Prabhudas Lilladher has come out with its report on banking space. Axis Bank and ICICI Bank are the top picks in the space.
We met with RBI to get an update on the regulatory landscape for banks. Regulatory news flow on NBFCs has eased significantly over the last six months. However, for banks, we believe that the provisioning pressure could continue to remain elevated. Provisions will continue to be inched-up on restructuring and more importantly, RBI remains certain of implementing Dynamic provisioning which has significant implications for bank.s medium-term profitability. Though we remain positive on banks, we would like to caution investors against ignoring these headwinds, especially after the last 3-4 months of rally, as valuations is not undemanding anymore in many names. Axis/ICICI remains our top .BUYs. and impact from potential provisioning headwinds is relatively lower on them as well.
Provisioning on restructuring to move up further in FY14: The Mahapatra committee had recommended to increasing provisioning on restructuring from 2% to 5%. In the interim, RBI increased provisioning on restructured assets to 2.75% from 2.0% in Oct-12. RBI has indicated that in line with the committee’s recommendation, they will inch-up provision on restructuring, from 2.75% to 5% over the next 18 months – There will be some offsets from upgraded accounts but still we expect ~10-15bps additional provisioning because of this for PSUs.
Current account de-regulation?
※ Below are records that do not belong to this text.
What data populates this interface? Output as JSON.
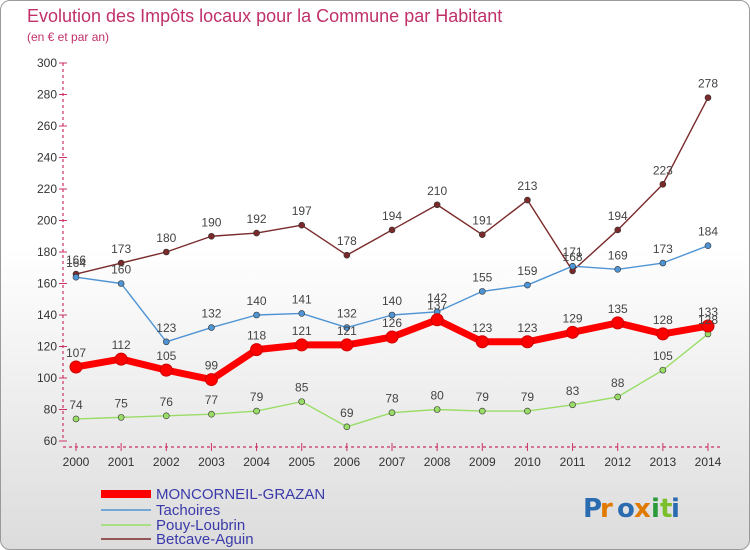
{
  "chart_data": {
    "type": "line",
    "title": "Evolution des Impôts locaux pour la Commune par Habitant",
    "subtitle": "(en € et par an)",
    "xlabel": "",
    "ylabel": "",
    "x": [
      "2000",
      "2001",
      "2002",
      "2003",
      "2004",
      "2005",
      "2006",
      "2007",
      "2008",
      "2009",
      "2010",
      "2011",
      "2012",
      "2013",
      "2014"
    ],
    "yticks": [
      60,
      80,
      100,
      120,
      140,
      160,
      180,
      200,
      220,
      240,
      260,
      280,
      300
    ],
    "ylim": [
      60,
      300
    ],
    "grid": false,
    "legend_position": "bottom-left",
    "series": [
      {
        "name": "MONCORNEIL-GRAZAN",
        "color": "#ff0000",
        "values": [
          107,
          112,
          105,
          99,
          118,
          121,
          121,
          126,
          137,
          123,
          123,
          129,
          135,
          128,
          133
        ]
      },
      {
        "name": "Tachoires",
        "color": "#4f94d4",
        "values": [
          164,
          160,
          123,
          132,
          140,
          141,
          132,
          140,
          142,
          155,
          159,
          171,
          169,
          173,
          184
        ]
      },
      {
        "name": "Pouy-Loubrin",
        "color": "#99dd66",
        "values": [
          74,
          75,
          76,
          77,
          79,
          85,
          69,
          78,
          80,
          79,
          79,
          83,
          88,
          105,
          128
        ]
      },
      {
        "name": "Betcave-Aguin",
        "color": "#7a2a2a",
        "values": [
          166,
          173,
          180,
          190,
          192,
          197,
          178,
          194,
          210,
          191,
          213,
          168,
          194,
          223,
          278
        ]
      }
    ]
  },
  "logo": {
    "text": "Proxiti"
  }
}
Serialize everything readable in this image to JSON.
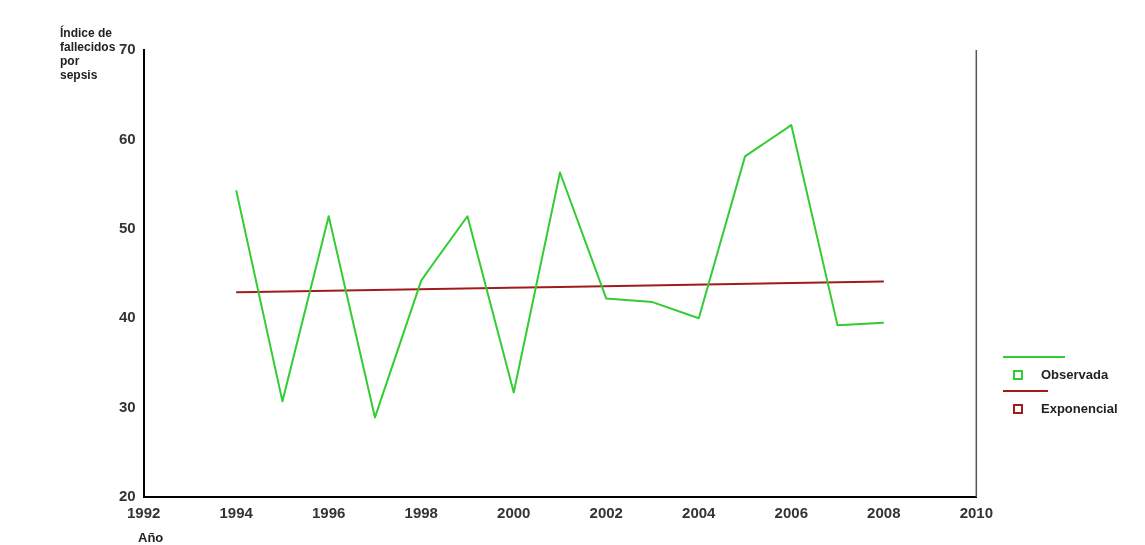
{
  "chart_data": {
    "type": "line",
    "ylabel": "Índice de fallecidos por sepsis",
    "xlabel": "Año",
    "xlim": [
      1992,
      2010
    ],
    "xticks": [
      1992,
      1994,
      1996,
      1998,
      2000,
      2002,
      2004,
      2006,
      2008,
      2010
    ],
    "ylim": [
      20,
      70
    ],
    "yticks": [
      20,
      30,
      40,
      50,
      60,
      70
    ],
    "grid": false,
    "legend": "right",
    "marker": "none",
    "line_style": "solid",
    "series": [
      {
        "name": "Observada",
        "color": "#33cc33",
        "x": [
          1994,
          1995,
          1996,
          1997,
          1998,
          1998.3,
          1999,
          2000,
          2001,
          2002,
          2003,
          2004,
          2005,
          2006,
          2007,
          2008
        ],
        "values": [
          54.3,
          30.7,
          51.4,
          28.9,
          44.2,
          46.4,
          51.4,
          31.7,
          56.3,
          42.2,
          41.8,
          40.0,
          58.1,
          61.6,
          39.2,
          39.5
        ]
      },
      {
        "name": "Exponencial",
        "color": "#a01c1c",
        "x": [
          1994,
          2001,
          2008
        ],
        "values": [
          42.9,
          43.5,
          44.1
        ]
      }
    ]
  }
}
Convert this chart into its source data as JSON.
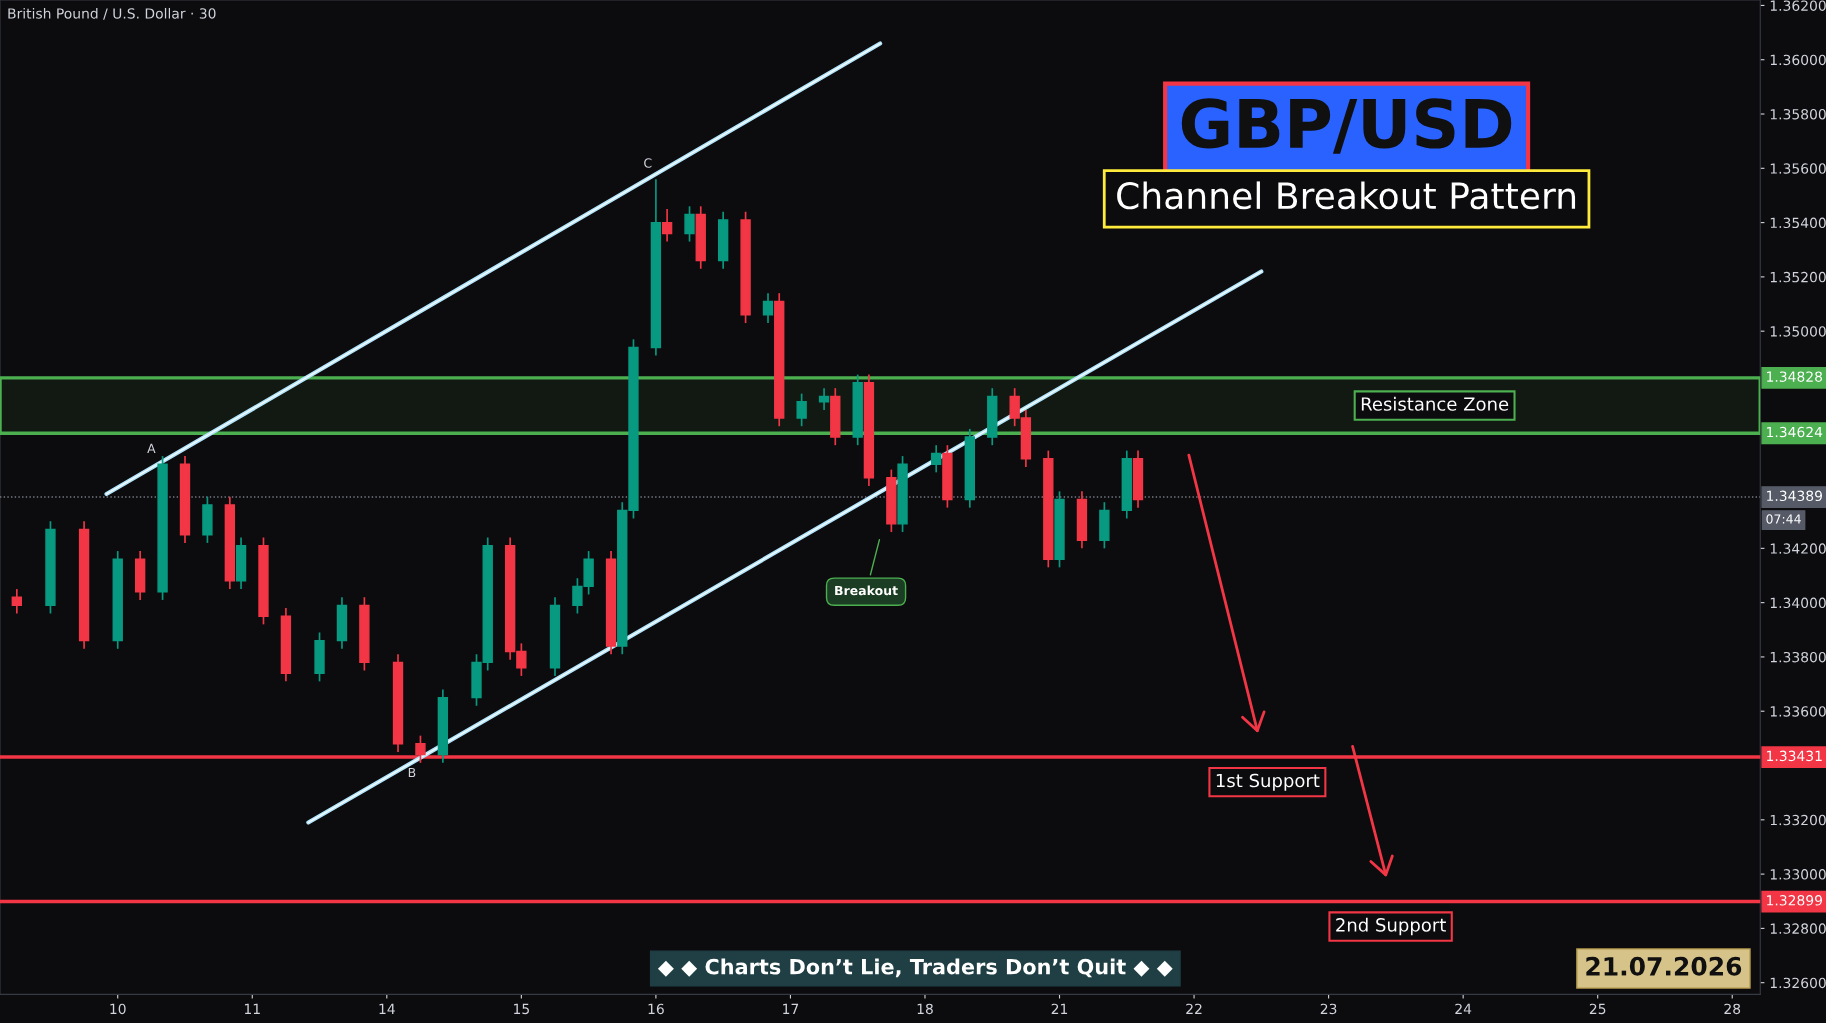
{
  "chart_data": {
    "type": "candlestick",
    "title": "British Pound / U.S. Dollar · 30",
    "subtitle": "Channel Breakout Pattern",
    "categories": [
      null,
      null,
      null,
      null,
      null,
      null,
      null,
      null,
      null,
      null,
      "10",
      null,
      null,
      null,
      null,
      null,
      null,
      null,
      null,
      null,
      null,
      null,
      "11",
      null,
      null,
      null,
      null,
      null,
      null,
      null,
      null,
      null,
      null,
      null,
      "14",
      null,
      null,
      null,
      null,
      null,
      null,
      null,
      null,
      null,
      null,
      null,
      "15",
      null,
      null,
      null,
      null,
      null,
      null,
      null,
      null,
      null,
      null,
      null,
      "16",
      null,
      null,
      null,
      null,
      null,
      null,
      null,
      null,
      null,
      null,
      null,
      "17",
      null,
      null,
      null,
      null,
      null,
      null,
      null,
      null,
      null,
      null,
      null,
      "18",
      null,
      null,
      null,
      null,
      null,
      null,
      null,
      null,
      null,
      null,
      null,
      "21",
      null,
      null,
      null,
      null,
      null,
      null,
      null,
      null,
      null,
      null,
      null,
      "22",
      null,
      null,
      null,
      null,
      null,
      null,
      null,
      null,
      null,
      null,
      null,
      "23",
      null,
      null,
      null,
      null,
      null,
      null,
      null,
      null,
      null,
      null,
      null,
      "24",
      null,
      null,
      null,
      null,
      null,
      null,
      null,
      null,
      null,
      null,
      null,
      "25",
      null,
      null,
      null,
      null,
      null,
      null,
      null,
      null,
      null,
      null,
      null,
      "28",
      null,
      null
    ],
    "ohlc": [
      null,
      [
        1.3402,
        1.3405,
        1.3396,
        1.3399
      ],
      null,
      null,
      [
        1.3399,
        1.343,
        1.3396,
        1.3427
      ],
      null,
      null,
      [
        1.3427,
        1.343,
        1.3383,
        1.3386
      ],
      null,
      null,
      [
        1.3386,
        1.3419,
        1.3383,
        1.3416
      ],
      null,
      [
        1.3416,
        1.3419,
        1.3401,
        1.3404
      ],
      null,
      [
        1.3404,
        1.3454,
        1.3401,
        1.3451
      ],
      null,
      [
        1.3451,
        1.3454,
        1.3422,
        1.3425
      ],
      null,
      [
        1.3425,
        1.3439,
        1.3422,
        1.3436
      ],
      null,
      [
        1.3436,
        1.3439,
        1.3405,
        1.3408
      ],
      [
        1.3408,
        1.3424,
        1.3405,
        1.3421
      ],
      null,
      [
        1.3421,
        1.3424,
        1.3392,
        1.3395
      ],
      null,
      [
        1.3395,
        1.3398,
        1.3371,
        1.3374
      ],
      null,
      null,
      [
        1.3374,
        1.3389,
        1.3371,
        1.3386
      ],
      null,
      [
        1.3386,
        1.3402,
        1.3383,
        1.3399
      ],
      null,
      [
        1.3399,
        1.3402,
        1.3375,
        1.3378
      ],
      null,
      null,
      [
        1.3378,
        1.3381,
        1.3345,
        1.3348
      ],
      null,
      [
        1.3348,
        1.3351,
        1.3341,
        1.3344
      ],
      null,
      [
        1.3344,
        1.3368,
        1.3341,
        1.3365
      ],
      null,
      null,
      [
        1.3365,
        1.3381,
        1.3362,
        1.3378
      ],
      [
        1.3378,
        1.3424,
        1.3375,
        1.3421
      ],
      null,
      [
        1.3421,
        1.3424,
        1.3379,
        1.3382
      ],
      [
        1.3382,
        1.3385,
        1.3373,
        1.3376
      ],
      null,
      null,
      [
        1.3376,
        1.3402,
        1.3373,
        1.3399
      ],
      null,
      [
        1.3399,
        1.3409,
        1.3396,
        1.3406
      ],
      [
        1.3406,
        1.3419,
        1.3403,
        1.3416
      ],
      null,
      [
        1.3416,
        1.3419,
        1.3381,
        1.3384
      ],
      [
        1.3384,
        1.3437,
        1.3381,
        1.3434
      ],
      [
        1.3434,
        1.3497,
        1.3431,
        1.3494
      ],
      null,
      [
        1.3494,
        1.3556,
        1.3491,
        1.354
      ],
      [
        1.354,
        1.3545,
        1.3533,
        1.3536
      ],
      null,
      [
        1.3536,
        1.3546,
        1.3533,
        1.3543
      ],
      [
        1.3543,
        1.3546,
        1.3523,
        1.3526
      ],
      null,
      [
        1.3526,
        1.3544,
        1.3523,
        1.3541
      ],
      null,
      [
        1.3541,
        1.3544,
        1.3503,
        1.3506
      ],
      null,
      [
        1.3506,
        1.3514,
        1.3503,
        1.3511
      ],
      [
        1.3511,
        1.3514,
        1.3465,
        1.3468
      ],
      null,
      [
        1.3468,
        1.3477,
        1.3465,
        1.3474
      ],
      null,
      [
        1.3474,
        1.3479,
        1.3471,
        1.3476
      ],
      [
        1.3476,
        1.3479,
        1.3458,
        1.3461
      ],
      null,
      [
        1.3461,
        1.3484,
        1.3458,
        1.3481
      ],
      [
        1.3481,
        1.3484,
        1.3443,
        1.3446
      ],
      null,
      [
        1.3446,
        1.3449,
        1.3426,
        1.3429
      ],
      [
        1.3429,
        1.3454,
        1.3426,
        1.3451
      ],
      null,
      null,
      [
        1.3451,
        1.3458,
        1.3448,
        1.3455
      ],
      [
        1.3455,
        1.3458,
        1.3435,
        1.3438
      ],
      null,
      [
        1.3438,
        1.3464,
        1.3435,
        1.3461
      ],
      null,
      [
        1.3461,
        1.3479,
        1.3458,
        1.3476
      ],
      null,
      [
        1.3476,
        1.3479,
        1.3465,
        1.3468
      ],
      [
        1.3468,
        1.3471,
        1.345,
        1.3453
      ],
      null,
      [
        1.3453,
        1.3456,
        1.3413,
        1.3416
      ],
      [
        1.3416,
        1.3441,
        1.3413,
        1.3438
      ],
      null,
      [
        1.3438,
        1.3441,
        1.342,
        1.3423
      ],
      null,
      [
        1.3423,
        1.3437,
        1.342,
        1.3434
      ],
      null,
      [
        1.3434,
        1.3456,
        1.3431,
        1.3453
      ],
      [
        1.3453,
        1.3456,
        1.3435,
        1.3438
      ],
      null,
      null,
      null,
      null,
      null,
      null,
      null,
      null,
      null,
      null,
      null,
      null,
      null,
      null,
      null,
      null,
      null,
      null,
      null,
      null,
      null,
      null,
      null,
      null,
      null,
      null,
      null,
      null,
      null,
      null,
      null,
      null,
      null,
      null,
      null,
      null,
      null,
      null,
      null,
      null,
      null,
      null,
      null,
      null,
      null,
      null,
      null,
      null,
      null,
      null,
      null,
      null,
      null,
      null,
      null
    ],
    "colors": [
      null,
      "#f23645",
      null,
      null,
      "#089981",
      null,
      null,
      "#f23645",
      null,
      null,
      "#089981",
      null,
      "#f23645",
      null,
      "#089981",
      null,
      "#f23645",
      null,
      "#089981",
      null,
      "#f23645",
      "#089981",
      null,
      "#f23645",
      null,
      "#f23645",
      null,
      null,
      "#089981",
      null,
      "#089981",
      null,
      "#f23645",
      null,
      null,
      "#f23645",
      null,
      "#f23645",
      null,
      "#089981",
      null,
      null,
      "#089981",
      "#089981",
      null,
      "#f23645",
      "#f23645",
      null,
      null,
      "#089981",
      null,
      "#089981",
      "#089981",
      null,
      "#f23645",
      "#089981",
      "#089981",
      null,
      "#089981",
      "#f23645",
      null,
      "#089981",
      "#f23645",
      null,
      "#089981",
      null,
      "#f23645",
      null,
      "#089981",
      "#f23645",
      null,
      "#089981",
      null,
      "#089981",
      "#f23645",
      null,
      "#089981",
      "#f23645",
      null,
      "#f23645",
      "#089981",
      null,
      null,
      "#089981",
      "#f23645",
      null,
      "#089981",
      null,
      "#089981",
      null,
      "#f23645",
      "#f23645",
      null,
      "#f23645",
      "#089981",
      null,
      "#f23645",
      null,
      "#089981",
      null,
      "#089981",
      "#f23645",
      null,
      null,
      null,
      null,
      null,
      null,
      null,
      null,
      null,
      null,
      null,
      null,
      null,
      null,
      null,
      null,
      null,
      null,
      null,
      null,
      null,
      null,
      null,
      null,
      null,
      null,
      null,
      null,
      null,
      null,
      null,
      null,
      null,
      null,
      null,
      null,
      null,
      null,
      null,
      null,
      null,
      null,
      null,
      null,
      null,
      null,
      null,
      null,
      null,
      null,
      null,
      null,
      null,
      null,
      null
    ],
    "series": [
      {
        "type": "line",
        "color": "#b3e5fc",
        "values": [
          null,
          null,
          null,
          null,
          null,
          null,
          null,
          null,
          null,
          1.344,
          null,
          null,
          null,
          null,
          null,
          null,
          null,
          null,
          null,
          null,
          null,
          null,
          null,
          null,
          null,
          null,
          null,
          null,
          null,
          null,
          null,
          null,
          null,
          null,
          null,
          null,
          null,
          null,
          null,
          null,
          null,
          null,
          null,
          null,
          null,
          null,
          null,
          null,
          null,
          null,
          null,
          null,
          null,
          null,
          null,
          null,
          null,
          null,
          null,
          null,
          null,
          null,
          null,
          null,
          null,
          null,
          null,
          null,
          null,
          null,
          null,
          null,
          null,
          null,
          null,
          null,
          null,
          null,
          1.3606,
          null,
          null,
          null,
          null,
          null,
          null,
          null,
          null,
          null,
          null,
          null,
          null,
          null,
          null,
          null,
          null,
          null,
          null,
          null,
          null,
          null,
          null,
          null,
          null,
          null,
          null,
          null,
          null,
          null,
          null,
          null,
          null,
          null,
          null,
          null,
          null,
          null,
          null,
          null,
          null,
          null,
          null,
          null,
          null,
          null,
          null,
          null,
          null,
          null,
          null,
          null,
          null,
          null,
          null,
          null,
          null,
          null,
          null,
          null,
          null,
          null,
          null,
          null,
          null,
          null,
          null,
          null,
          null,
          null,
          null,
          null,
          null,
          null,
          null,
          null,
          null,
          null,
          null
        ]
      },
      {
        "type": "line",
        "color": "#b3e5fc",
        "values": [
          null,
          null,
          null,
          null,
          null,
          null,
          null,
          null,
          null,
          null,
          null,
          null,
          null,
          null,
          null,
          null,
          null,
          null,
          null,
          null,
          null,
          null,
          null,
          null,
          null,
          null,
          null,
          1.3319,
          null,
          null,
          null,
          null,
          null,
          null,
          null,
          null,
          null,
          null,
          null,
          null,
          null,
          null,
          null,
          null,
          null,
          null,
          null,
          null,
          null,
          null,
          null,
          null,
          null,
          null,
          null,
          null,
          null,
          null,
          null,
          null,
          null,
          null,
          null,
          null,
          null,
          null,
          null,
          null,
          null,
          null,
          null,
          null,
          null,
          null,
          null,
          null,
          null,
          null,
          null,
          null,
          null,
          null,
          null,
          null,
          null,
          null,
          null,
          null,
          null,
          null,
          null,
          null,
          null,
          null,
          null,
          null,
          null,
          null,
          null,
          null,
          null,
          null,
          null,
          null,
          null,
          null,
          null,
          null,
          null,
          null,
          null,
          null,
          1.3522,
          null,
          null,
          null,
          null,
          null,
          null,
          null,
          null,
          null,
          null,
          null,
          null,
          null,
          null,
          null,
          null,
          null,
          null,
          null,
          null,
          null,
          null,
          null,
          null,
          null,
          null,
          null,
          null,
          null,
          null,
          null,
          null,
          null,
          null,
          null,
          null,
          null,
          null,
          null,
          null,
          null,
          null,
          null,
          null
        ]
      }
    ],
    "bands": [
      {
        "axis": "y",
        "from": 1.34624,
        "to": 1.34828,
        "label": "Resistance Zone",
        "color": "#4caf50"
      }
    ],
    "ref_lines": [
      {
        "axis": "y",
        "value": 1.33431,
        "label": "1st Support",
        "color": "#f23645"
      },
      {
        "axis": "y",
        "value": 1.32899,
        "label": "2nd Support",
        "color": "#f23645"
      },
      {
        "axis": "y",
        "value": 1.34389,
        "color": "#787b86",
        "line_style": "dotted"
      }
    ],
    "annotations": [
      "A",
      "B",
      "C",
      "Breakout",
      "GBP/USD",
      "◆ ◆ Charts Don’t Lie, Traders Don’t Quit ◆ ◆",
      "21.07.2026",
      "07:44",
      "1.34828",
      "1.34624",
      "1.34389",
      "1.33431",
      "1.32899"
    ],
    "ylim": [
      1.32557,
      1.3622
    ],
    "yticks": [
      {
        "value": 1.326,
        "label": "1.32600"
      },
      {
        "value": 1.328,
        "label": "1.32800"
      },
      {
        "value": 1.33,
        "label": "1.33000"
      },
      {
        "value": 1.332,
        "label": "1.33200"
      },
      {
        "value": 1.336,
        "label": "1.33600"
      },
      {
        "value": 1.338,
        "label": "1.33800"
      },
      {
        "value": 1.34,
        "label": "1.34000"
      },
      {
        "value": 1.342,
        "label": "1.34200"
      },
      {
        "value": 1.35,
        "label": "1.35000"
      },
      {
        "value": 1.352,
        "label": "1.35200"
      },
      {
        "value": 1.354,
        "label": "1.35400"
      },
      {
        "value": 1.356,
        "label": "1.35600"
      },
      {
        "value": 1.358,
        "label": "1.35800"
      },
      {
        "value": 1.36,
        "label": "1.36000"
      },
      {
        "value": 1.362,
        "label": "1.36200"
      }
    ],
    "grid": false
  }
}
Media reports indicated that bankers in their pre-policy meet have asked RBI to allow them to pay interest on CA deposits, given the fall in systemic current account balances. Being the only interest rate still regulated, RBI is willing to put thought to it, but currently believes that the high transactional nature (lower need to pay) + pricing competition would be their key considerations over the medium term.
Inorganic growth by New Bank Licensees? RBI’s draft/comments have been silent on inorganic growth by a new Licensee and feedback suggests that instead of framing a rule regarding acquisitions, RBI may consider each M&A proposal on their own merit which could be good news for new bank Licensees.